NLP and Analyzing Documents
NLP and Semantic Search attempt to disambiguate language, but proponents with real-world experience will acknowledge that NLP parsers can work to the sentence level at best.
AI can take it a step further, but it certainly doesn’t summarize an entire document or provide any means to compare/measure/filter the output so users can view and adjust how they output in normal use.
In addition, business use cases for AI solutions for large bodies of textual data largely focus on routing documents to a particular destination and/or taking some action based on their contents (initiate a process, set an alert, send an email). This requires summarizing the document overall.
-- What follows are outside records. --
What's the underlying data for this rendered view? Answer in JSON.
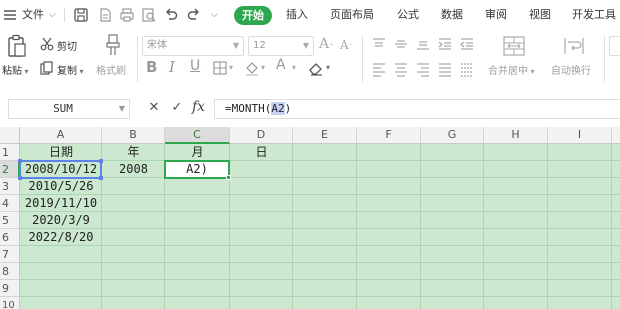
{
  "menu": {
    "file_label": "文件",
    "tabs": [
      "开始",
      "插入",
      "页面布局",
      "公式",
      "数据",
      "审阅",
      "视图",
      "开发工具"
    ],
    "active_tab": "开始"
  },
  "ribbon": {
    "paste_label": "粘贴",
    "cut_label": "剪切",
    "copy_label": "复制",
    "format_painter_label": "格式刷",
    "font_name": "宋体",
    "font_size": "12",
    "bold_label": "B",
    "italic_label": "I",
    "underline_label": "U",
    "merge_center_label": "合并居中",
    "auto_wrap_label": "自动换行"
  },
  "formula_bar": {
    "name_box": "SUM",
    "formula_prefix": "=MONTH(",
    "formula_ref": "A2",
    "formula_suffix": ")",
    "fx_label": "fx"
  },
  "sheet": {
    "columns": [
      "A",
      "B",
      "C",
      "D",
      "E",
      "F",
      "G",
      "H",
      "I"
    ],
    "rows": [
      "1",
      "2",
      "3",
      "4",
      "5",
      "6",
      "7",
      "8",
      "9",
      "10"
    ],
    "selected_column": "C",
    "selected_row": "2",
    "header_row": [
      "日期",
      "年",
      "月",
      "日"
    ],
    "dates": [
      "2008/10/12",
      "2010/5/26",
      "2019/11/10",
      "2020/3/9",
      "2022/8/20"
    ],
    "b2_value": "2008",
    "c2_editing": "A2)",
    "colors": {
      "grid_background": "#cce8cf",
      "active_tab": "#2ea84f",
      "reference_highlight": "#5d82e8"
    }
  }
}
DataScava does this in a usable, numerical form for routing purposes or to trigger an action. This process is visible and adjustable by users.
Impact the Bottom Line
Ease of use and transparency make DataScava accessible to both technical and non-technical people, enabling cross-discipline collaboration and a rapid path to efficiency and productivity.
It empowers data scientists, data analysts, software engineers and business users alike by automating time-consuming unstructured textual data preparation and mining tasks, positively impacting the bottom line.
As you tune the system using your subject matter expertise and set automatic data filters that can work for you around the clock, its capabilities grow and provide measurable benefits you can count on.
A Patented White-Box Approach
DataScava keeps the Human in Command using a white-box approach and is fully customizable.
Built upon our U.S. patents in “Profile Matching of Unstructured Data,” DataParser, DataIndexer, DataScorer, DataSearcher and DataMatcher convert unstructured textual content into precisely structured data for your use.
Unlike NLP systems, DataScava uses the jargon of your industry, not general linguistic and semantic libraries. You can create searchable document indices based on your own custom topics and their associated keywords and define weighted search criteria that you control.
Garbage In, Garbage Out
In AI, Machine Learning and data-driven systems, the quality of the output depends on the quality of the input. With bad data, applications produce results that are inaccurate, incomplete or incoherent.
By extracting precise user-defined business information from unstructured textual data, DataScava can help ensure input data is high quality, relevant and useful to your business.
It can also serve to measure relevant output to help you do a reality check on your assumptions.
DataScava’s open architecture makes it simple to connect and share data via SQL or the REST API in event-driven models. Whether used on its own or integrated with your existing business applications, the platform is highly customizable.
From the start, data sources you designate are accumulated in the data store, to be indexed and re-indexed as you adjust and improve the model you use.
Users identify the principal free-form inputs for the system—such as business reports, reference data, surveys, news, journals or research papers—and also the desired outputs of data for use in other platforms.
DataScava Powers TalentBrowser
DataScava’s story is backed by real results: it powers TalentBrowser, industry’s only Automated Job Matching, Skills Assessment and Non-NLP Search Engine.
For more than a decade, management consultants, investment banks, Fortune 500 firms, staffing companies and others have benefited from TalentBrowser’s ability to find exceptional talent for jobs.